Les adjoints portent l'écharpe tricolore avec glands à franges d'argent dans l'exercice de leurs fonctions d'officier d'état civil et d'officier de police judiciaire, et lorsqu'ils remplacent ou représentent le maire en application des articles L. 2122-17 et L. 2122-18.

Les conseillers municipaux portent l'écharpe tricolore avec glands à franges d'argent lorsqu'ils remplacent le maire en application de l'article L. 2122-17 ou lorsqu'ils sont conduits à célébrer des mariages par délégation du maire dans les conditions fixées par l'article L. 2122-18.

L'écharpe tricolore peut se porter soit en ceinture soit de l'épaule droite au côté gauche. Lorsqu'elle est portée en ceinture, l'ordre des couleurs fait figurer le bleu en haut. Lorsqu'elle est portée en écharpe, l'ordre des couleurs fait figurer le bleu près du col, par différenciation avec les parlementaires ».

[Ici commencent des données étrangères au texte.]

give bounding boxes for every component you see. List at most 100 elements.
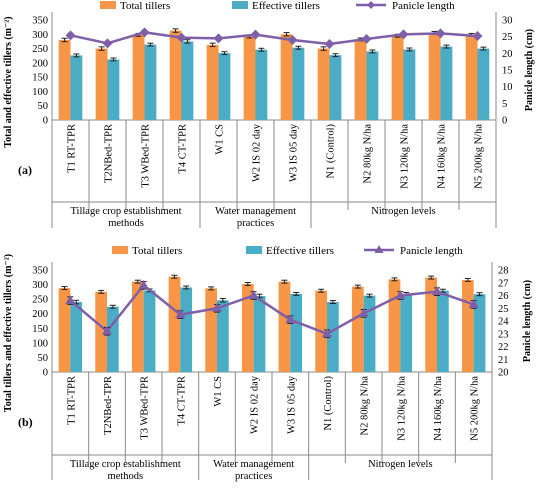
- y2-tick-label: 22: [498, 342, 509, 353]
- point-panicle-length: [358, 307, 369, 317]
- bar-total-tillers: [465, 34, 478, 120]
- legend-label: Panicle length: [392, 0, 455, 12]
- y2-tick-label: 23: [498, 329, 509, 340]
- bar-total-tillers: [391, 35, 404, 120]
- bar-effective-tillers: [181, 41, 194, 120]
- point-panicle-length: [361, 34, 372, 44]
- bar-effective-tillers: [107, 59, 120, 120]
- point-panicle-length: [213, 33, 224, 44]
- point-panicle-length: [432, 286, 442, 296]
- line-panicle-length: [69, 283, 475, 336]
- chart-panel-a: Total tillers Effective tillers Panicle le…: [3, 0, 535, 229]
- bar-total-tillers: [131, 281, 144, 372]
- group-label-line: Nitrogen levels: [371, 206, 435, 217]
- y2-tick-label: 30: [502, 16, 513, 27]
- y-tick-label: 0: [43, 368, 48, 379]
- bar-effective-tillers: [255, 49, 268, 120]
- bar-effective-tillers: [363, 295, 376, 372]
- bar-effective-tillers: [400, 293, 413, 372]
- x-category-label: N2 80kg N/ha: [363, 124, 374, 184]
- y-tick-label: 350: [32, 16, 48, 27]
- y2-tick-label: 20: [502, 49, 513, 60]
- group-label-line: methods: [108, 218, 144, 229]
- y-tick-label: 200: [32, 309, 48, 320]
- group-label-line: Water management: [213, 459, 294, 470]
- point-panicle-length: [322, 328, 332, 338]
- y-tick-label: 50: [38, 101, 49, 112]
- legend-label: Effective tillers: [252, 0, 320, 12]
- group-label-line: Nitrogen levels: [368, 459, 432, 470]
- y2-tick-label: 10: [502, 82, 513, 93]
- y2-tick-label: 27: [498, 278, 509, 289]
- point-panicle-length: [324, 39, 335, 49]
- point-panicle-length: [248, 290, 259, 299]
- bar-total-tillers: [95, 48, 108, 121]
- y-tick-label: 150: [32, 73, 48, 84]
- group-label: Water management practices: [213, 459, 294, 482]
- x-category-label: T4 CT-TPR: [176, 376, 187, 426]
- x-category-label: N3 120kg N/ha: [396, 376, 407, 441]
- y-tick-label: 300: [32, 280, 48, 291]
- bar-total-tillers: [351, 286, 364, 372]
- bar-total-tillers: [95, 291, 107, 372]
- bar-total-tillers: [169, 30, 182, 121]
- point-panicle-length: [65, 30, 76, 41]
- point-panicle-length: [285, 314, 296, 324]
- y-tick-label: 0: [43, 116, 48, 127]
- point-panicle-length: [65, 295, 76, 305]
- legend-swatch-total-tillers: [112, 246, 128, 254]
- legend-label: Total tillers: [132, 245, 182, 257]
- point-panicle-length: [176, 32, 187, 43]
- bar-effective-tillers: [290, 293, 303, 372]
- bar-total-tillers: [243, 36, 256, 121]
- bar-total-tillers: [280, 34, 293, 120]
- y-tick-label: 150: [32, 324, 48, 335]
- x-category-label: W1 CS: [213, 376, 224, 407]
- group-label-line: Tillage crop establishment: [70, 206, 181, 217]
- bar-total-tillers: [388, 279, 401, 372]
- bar-total-tillers: [168, 276, 181, 372]
- point-panicle-length: [435, 28, 446, 39]
- point-panicle-length: [395, 290, 406, 299]
- bar-total-tillers: [461, 279, 474, 372]
- point-panicle-length: [175, 309, 186, 319]
- x-category-label: T1 RT-TPR: [67, 124, 78, 173]
- bar-total-tillers: [58, 288, 71, 372]
- y2-tick-label: 21: [498, 355, 509, 366]
- point-panicle-length: [102, 38, 113, 49]
- x-category-label: N1 (Control): [323, 376, 334, 431]
- y-tick-label: 50: [38, 353, 49, 364]
- x-category-label: T3 WBed-TPR: [141, 124, 152, 188]
- bar-effective-tillers: [217, 300, 229, 372]
- bar-effective-tillers: [327, 302, 339, 372]
- y2-tick-label: 24: [498, 317, 509, 328]
- bar-total-tillers: [317, 48, 330, 121]
- x-category-label: T4 CT-TPR: [178, 124, 189, 174]
- group-label: Tillage crop establishment methods: [70, 206, 181, 229]
- group-label-line: practices: [235, 471, 272, 482]
- point-panicle-length: [250, 29, 261, 40]
- legend-label: Effective tillers: [266, 245, 334, 257]
- bar-total-tillers: [278, 281, 291, 372]
- group-label-line: Water management: [215, 206, 296, 217]
- point-panicle-length: [212, 302, 222, 312]
- y2-tick-label: 15: [502, 66, 513, 77]
- x-category-label: N4 160kg N/ha: [437, 124, 448, 189]
- x-category-label: W3 IS 05 day: [289, 123, 300, 182]
- bar-effective-tillers: [440, 46, 453, 121]
- y2-axis-title: Panicle length (cm): [524, 29, 535, 111]
- bar-effective-tillers: [107, 306, 119, 372]
- bar-effective-tillers: [292, 47, 305, 120]
- y2-tick-label: 0: [502, 116, 507, 127]
- y-tick-label: 350: [32, 266, 48, 277]
- point-panicle-length: [398, 29, 409, 40]
- bar-effective-tillers: [143, 290, 156, 372]
- panel-label: (a): [18, 163, 32, 177]
- bar-effective-tillers: [329, 55, 342, 121]
- chart-panel-b: Total tillers Effective tillers Panicle le…: [3, 245, 533, 482]
- y-axis-title: Total tillers and effective tillers (m⁻²…: [3, 254, 14, 412]
- bar-total-tillers: [58, 40, 71, 120]
- group-label-line: methods: [108, 471, 144, 482]
- x-category-label: N2 80kg N/ha: [360, 376, 371, 436]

L’article 3 du décret n°89-655 du 13 septembre 1989 relatif aux cérémonies publiques, préséances, honneurs civils et militaires précise les règles de préséance applicables dans ce cas de figure.

Il convient d’ajouter que :

  • dans les cérémonies publiques non prescrites par ordre du Gouvernement, l'autorité invitante (le Maire) occupe le deuxième rang dans l'ordre des préséances, après le représentant de l'Etat (article 9) ;

  • « lorsque les autorités sont placées côte à côte, l'autorité à laquelle la préséance est due se tient au centre. Les autres autorités sont placées alternativement à sa droite puis à sa gauche, du centre vers l'extérieur, dans l'ordre décroissant des préséances. Lorsque la configuration des lieux exige que les autorités soient placées en rangs successifs de part et d'autre d'une allée centrale, l'autorité à laquelle la préséance est due se tient à la gauche de la travée de droite. L'autorité occupant le second rang se tient à la droite de la travée de gauche. Les autres autorités sont placées, dans l'ordre décroissant des préséances, rangée par rangée et, pour une même rangée, alternativement dans la travée de droite, puis dans la travée de gauche, du centre vers l'extérieur » (article 16) ;

  • s’agissant de l’ordre des discours, l’ordre de la préséance est inversé. Le premier discours sera prononcé par l’autorité invitante (le Maire) et le dernier par le représentant de l’Etat (article 19).